Monday, April 21, 2014

Will you ever have another?

Ever since Bridger was born the question has always popped up "when are you going to have another baby?"  Mostly from my dad but as Bridger got older the question continued to pop up from even more people.  The kid was only 3 months old!  I can't blame them for wanting us to make more awesome kids like Bridger.
Then Bridger got sick.  What surprised me more than anything is that instead of ceasing the talk of future babies it increased it.  Possibly because we were so against it.  The question changed from "when" to "WILL you ever have another baby?"  For a long time it was always absolutely not.
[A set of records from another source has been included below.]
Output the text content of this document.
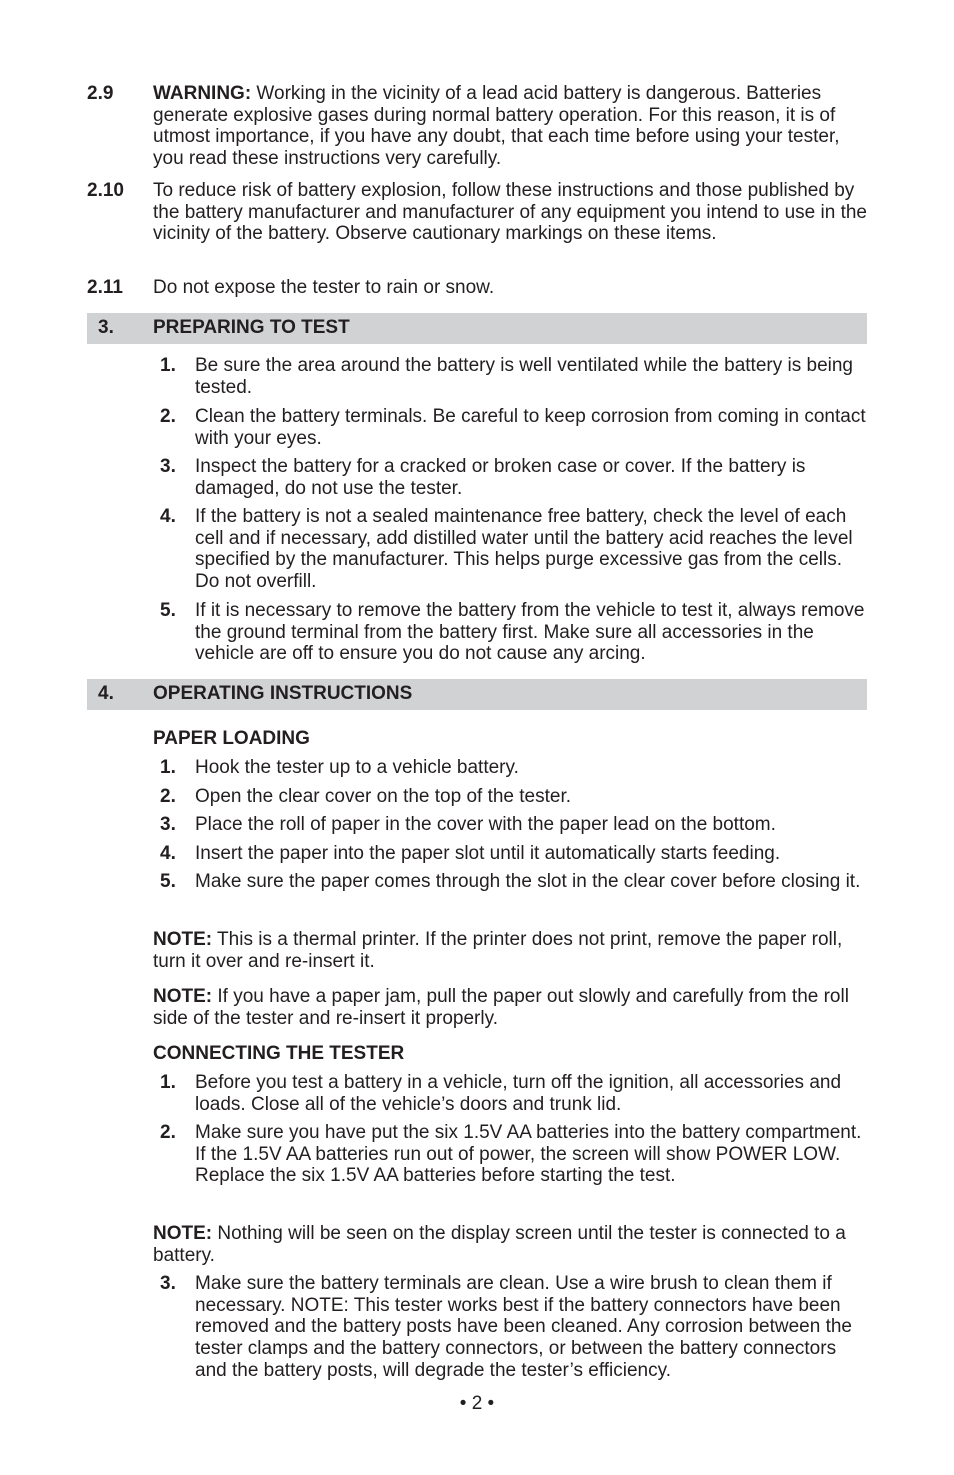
2.9 WARNING: Working in the vicinity of a lead acid battery is dangerous. Batteries generate explosive gases during normal battery operation. For this reason, it is of utmost importance, if you have any doubt, that each time before using your tester, you read these instructions very carefully.
2.10 To reduce risk of battery explosion, follow these instructions and those published by the battery manufacturer and manufacturer of any equipment you intend to use in the vicinity of the battery. Observe cautionary markings on these items.
2.11 Do not expose the tester to rain or snow.
3. PREPARING TO TEST
1. Be sure the area around the battery is well ventilated while the battery is being tested.
2. Clean the battery terminals. Be careful to keep corrosion from coming in contact with your eyes.
3. Inspect the battery for a cracked or broken case or cover. If the battery is damaged, do not use the tester.
4. If the battery is not a sealed maintenance free battery, check the level of each cell and if necessary, add distilled water until the battery acid reaches the level specified by the manufacturer. This helps purge excessive gas from the cells. Do not overfill.
5. If it is necessary to remove the battery from the vehicle to test it, always remove the ground terminal from the battery first. Make sure all accessories in the vehicle are off to ensure you do not cause any arcing.
4. OPERATING INSTRUCTIONS
PAPER LOADING
1. Hook the tester up to a vehicle battery.
2. Open the clear cover on the top of the tester.
3. Place the roll of paper in the cover with the paper lead on the bottom.
4. Insert the paper into the paper slot until it automatically starts feeding.
5. Make sure the paper comes through the slot in the clear cover before closing it.
NOTE: This is a thermal printer. If the printer does not print, remove the paper roll, turn it over and re-insert it.
NOTE: If you have a paper jam, pull the paper out slowly and carefully from the roll side of the tester and re-insert it properly.
CONNECTING THE TESTER
1. Before you test a battery in a vehicle, turn off the ignition, all accessories and loads. Close all of the vehicle’s doors and trunk lid.
2. Make sure you have put the six 1.5V AA batteries into the battery compartment. If the 1.5V AA batteries run out of power, the screen will show POWER LOW. Replace the six 1.5V AA batteries before starting the test.
NOTE: Nothing will be seen on the display screen until the tester is connected to a battery.
3. Make sure the battery terminals are clean. Use a wire brush to clean them if necessary. NOTE: This tester works best if the battery connectors have been removed and the battery posts have been cleaned. Any corrosion between the tester clamps and the battery connectors, or between the battery connectors and the battery posts, will degrade the tester’s efficiency.
• 2 •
Why would I make another sick baby?
Why would I make another child suffer?
Why would a make a sibling watch his/her older brother suffer through seizures and have pills being forced into his gut over and over again?
It is too expensive to have have TWO sick babies.
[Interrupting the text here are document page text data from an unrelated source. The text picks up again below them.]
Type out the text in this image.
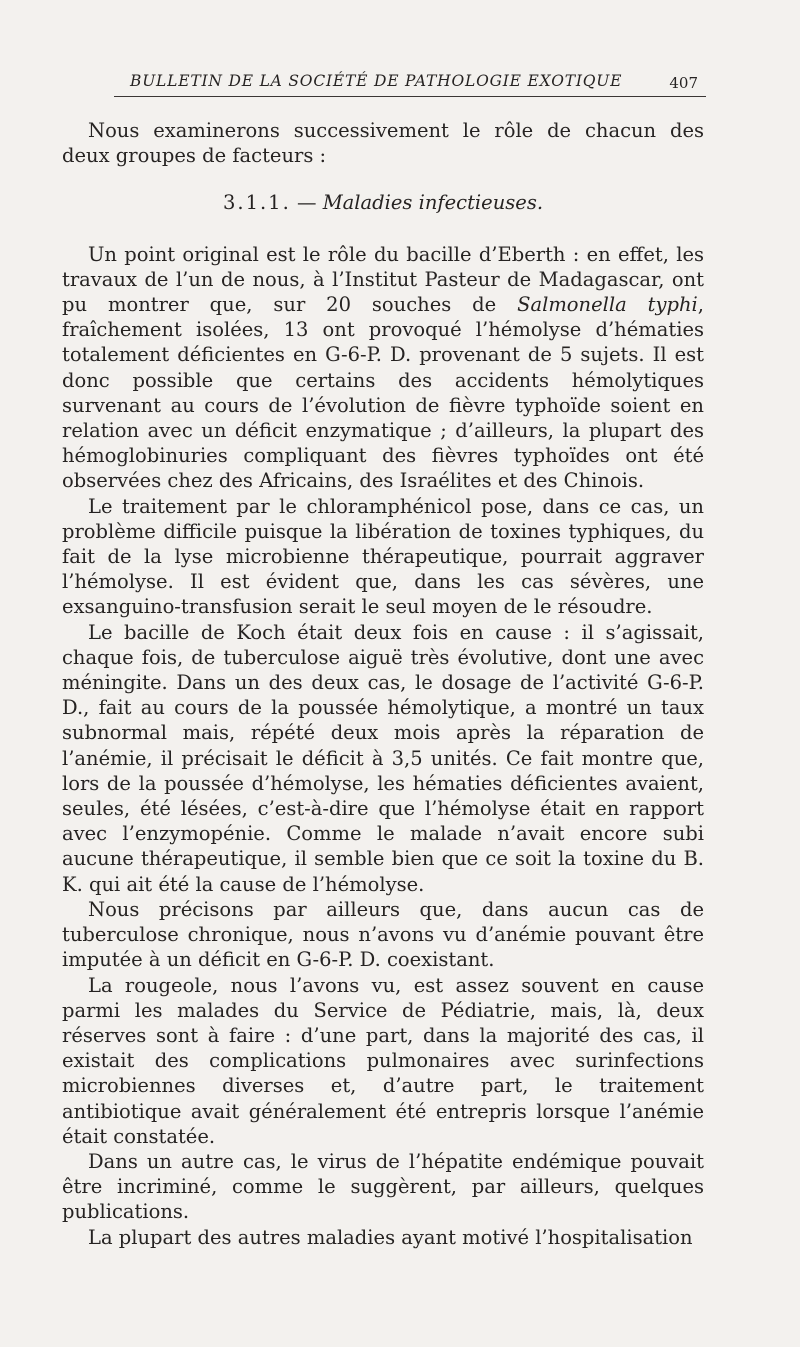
BULLETIN DE LA SOCIÉTÉ DE PATHOLOGIE EXOTIQUE	407

Nous examinerons successivement le rôle de chacun des deux groupes de facteurs :

3.1.1. — Maladies infectieuses.

Un point original est le rôle du bacille d’Eberth : en effet, les travaux de l’un de nous, à l’Institut Pasteur de Madagascar, ont pu montrer que, sur 20 souches de Salmonella typhi, fraîchement isolées, 13 ont provoqué l’hémolyse d’hématies totalement déficientes en G-6-P. D. provenant de 5 sujets. Il est donc possible que certains des accidents hémolytiques survenant au cours de l’évolution de fièvre typhoïde soient en relation avec un déficit enzymatique ; d’ailleurs, la plupart des hémoglobinuries compliquant des fièvres typhoïdes ont été observées chez des Africains, des Israélites et des Chinois.

Le traitement par le chloramphénicol pose, dans ce cas, un problème difficile puisque la libération de toxines typhiques, du fait de la lyse microbienne thérapeutique, pourrait aggraver l’hémolyse. Il est évident que, dans les cas sévères, une exsanguino-transfusion serait le seul moyen de le résoudre.

Le bacille de Koch était deux fois en cause : il s’agissait, chaque fois, de tuberculose aiguë très évolutive, dont une avec méningite. Dans un des deux cas, le dosage de l’activité G-6-P. D., fait au cours de la poussée hémolytique, a montré un taux subnormal mais, répété deux mois après la réparation de l’anémie, il précisait le déficit à 3,5 unités. Ce fait montre que, lors de la poussée d’hémolyse, les hématies déficientes avaient, seules, été lésées, c’est-à-dire que l’hémolyse était en rapport avec l’enzymopénie. Comme le malade n’avait encore subi aucune thérapeutique, il semble bien que ce soit la toxine du B. K. qui ait été la cause de l’hémolyse.

Nous précisons par ailleurs que, dans aucun cas de tuberculose chronique, nous n’avons vu d’anémie pouvant être imputée à un déficit en G-6-P. D. coexistant.

La rougeole, nous l’avons vu, est assez souvent en cause parmi les malades du Service de Pédiatrie, mais, là, deux réserves sont à faire : d’une part, dans la majorité des cas, il existait des complications pulmonaires avec surinfections microbiennes diverses et, d’autre part, le traitement antibiotique avait généralement été entrepris lorsque l’anémie était constatée.

Dans un autre cas, le virus de l’hépatite endémique pouvait être incriminé, comme le suggèrent, par ailleurs, quelques publications.

La plupart des autres maladies ayant motivé l’hospitalisation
The list could go on forever.   

Things have started to change for our family.  Bridger has done better than any of the doctors thought possible.  Shamefully even better than I thought possible.  Jake always knew Bridger would pull through and at times I resented him for it because I could never see it.  We are becoming more comfortable with the cards that have been dealt to us.  We are stronger parents and a stronger couple because of Bridger.  To answer your two questions:

"Will you ever have another baby:"                             
I have read many posts about blogs that are written about having babies because you CAN have babies.  This is not the case for us.  We want to have another baby because Bridger NEEDS a sibling.  He loves other children and babies and he NEEDS that connection.  Sibling love and friendship is not something that parents can provide.  Despite the small chance that we could have another sick baby it is worth giving Bridger that companionship.  Bridger will have the capability of buoying up a sick sibling and comforting them in a way that we cannot as parents.  He will be a strength not only to his sibling in illness but in health and achievements.  He will be able to lead and be an example of how hard work, persistence, faith, and determination pays off.  It is amazing to me how strong little souls can be.  How could I possibly deny that opportunity for Bridger and his future sibling(s)?        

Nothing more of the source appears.